Dedicated on June 17th, 2022, the Burial Ground for Enslaved People at Monticello honors the final resting place of an estimated 40 enslaved people who lived and worked at this UNESCO World Heritage site. Our team worked in close collaboration with members of Monticello’s descendant community, the Thomas Jefferson Foundation (TJF), and design partner HGA throughout the process. The newly improved site honors and protects the sacred ground providing a safe and peaceful place where the community of descendants can connect and reflect on this heritage while educating visitors about the history of enslavement at Monticello. 

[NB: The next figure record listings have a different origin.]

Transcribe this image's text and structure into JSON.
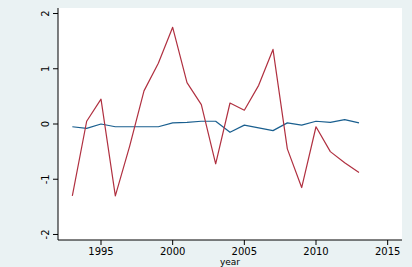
{
  "chart_data": {
    "type": "line",
    "x_label": "year",
    "x": [
      1993,
      1994,
      1995,
      1996,
      1997,
      1998,
      1999,
      2000,
      2001,
      2002,
      2003,
      2004,
      2005,
      2006,
      2007,
      2008,
      2009,
      2010,
      2011,
      2012,
      2013
    ],
    "series": [
      {
        "color": "#1a5f8f",
        "values": [
          -0.05,
          -0.08,
          0.0,
          -0.05,
          -0.05,
          -0.05,
          -0.05,
          0.02,
          0.03,
          0.05,
          0.05,
          -0.15,
          -0.02,
          -0.07,
          -0.12,
          0.02,
          -0.02,
          0.05,
          0.03,
          0.08,
          0.02
        ]
      },
      {
        "color": "#b03040",
        "values": [
          -1.3,
          0.05,
          0.45,
          -1.3,
          -0.4,
          0.6,
          1.1,
          1.75,
          0.75,
          0.35,
          -0.72,
          0.38,
          0.25,
          0.7,
          1.35,
          -0.45,
          -1.15,
          -0.05,
          -0.5,
          -0.7,
          -0.88
        ]
      }
    ],
    "xlim": [
      1992,
      2016
    ],
    "xticks": [
      1995,
      2000,
      2005,
      2010,
      2015
    ],
    "ylim": [
      -2.1,
      2.1
    ],
    "yticks": [
      -2,
      -1,
      0,
      1,
      2
    ],
    "grid": false
  }
}
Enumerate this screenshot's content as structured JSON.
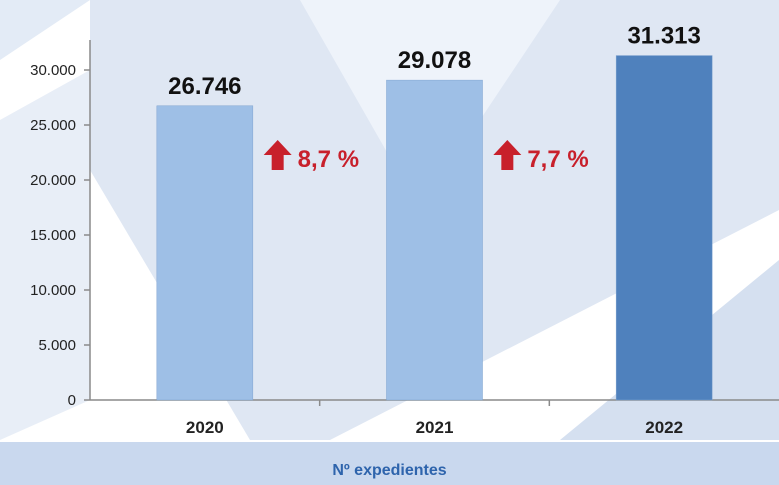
{
  "chart_data": {
    "type": "bar",
    "categories": [
      "2020",
      "2021",
      "2022"
    ],
    "values": [
      26746,
      29078,
      31313
    ],
    "value_labels": [
      "26.746",
      "29.078",
      "31.313"
    ],
    "bar_colors": [
      "#9ebfe6",
      "#9ebfe6",
      "#4f81bd"
    ],
    "yticks": [
      0,
      5000,
      10000,
      15000,
      20000,
      25000,
      30000
    ],
    "ytick_labels": [
      "0",
      "5.000",
      "10.000",
      "15.000",
      "20.000",
      "25.000",
      "30.000"
    ],
    "ylim": [
      0,
      32500
    ],
    "growth": [
      {
        "label": "8,7 %",
        "direction": "up"
      },
      {
        "label": "7,7 %",
        "direction": "up"
      }
    ],
    "legend": "Nº expedientes",
    "growth_color": "#c8202b",
    "grid": false
  }
}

The design sensitively stitches the site into the larger Monticello landscape while providing a buffer from automobile traffic and parking. Pathways provide universal access and a gradual and atmospheric approach from the visitor center and others points surrounding. Circular benches are oriented in an embracing pattern around the burial ground, keeping the focus on the sacred site. A gate leads members of the descendant community to another arcing bench within the cordoned site.  - a set-apart contemplative space designed for the exclusive use of descendant communities. The design amplifies the sanctity of the burial site while creating essential opportunities for remembrance and commemoration in the space. 

For the Contemplative Site at Monticello, NBW collaborated with HGA to design a new place of reflection at the end of Mulberry Row, the dynamic industrial hub of Thomas Jefferson’s 5,000-acre mountaintop plantation. Completed in 2022, the site honors the 607 enslaved men, women and children who lived and worked at Monticello, and offers an opportunity for greater understanding and healing.

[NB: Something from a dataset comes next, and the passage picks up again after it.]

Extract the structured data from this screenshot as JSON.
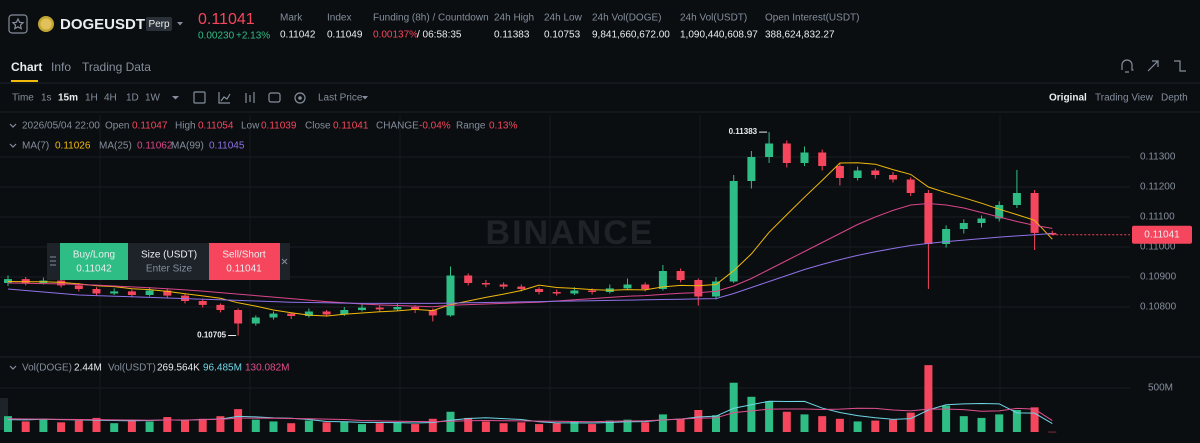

Designed in collaboration with descendants of the enslaved community and staff from the Thomas Jefferson Foundation, the Contemplative Site provides visitors a place to reflect on the experience of slavery at Monticello, the people entangled in it, and its lasting impact on society today. 

Along with the Burial Ground for Enslaved People, the Contemplative Site will create a strong connection between the sites of labor and final rest, and offer a fuller perspective on the story of Monticello. The subtly curved 60-foot-long wall of Corten steel traces a “path of labor” and holds the names of the 607 men, women and children enslaved by Jefferson during his lifetime. The panels also contain open spaces which allow for new names to be added as they are discovered. The openings—inspired by Maya Angelou’s poem, “Still I Rise”—increase as the wall rises from the ground that was once worked by the enslaved.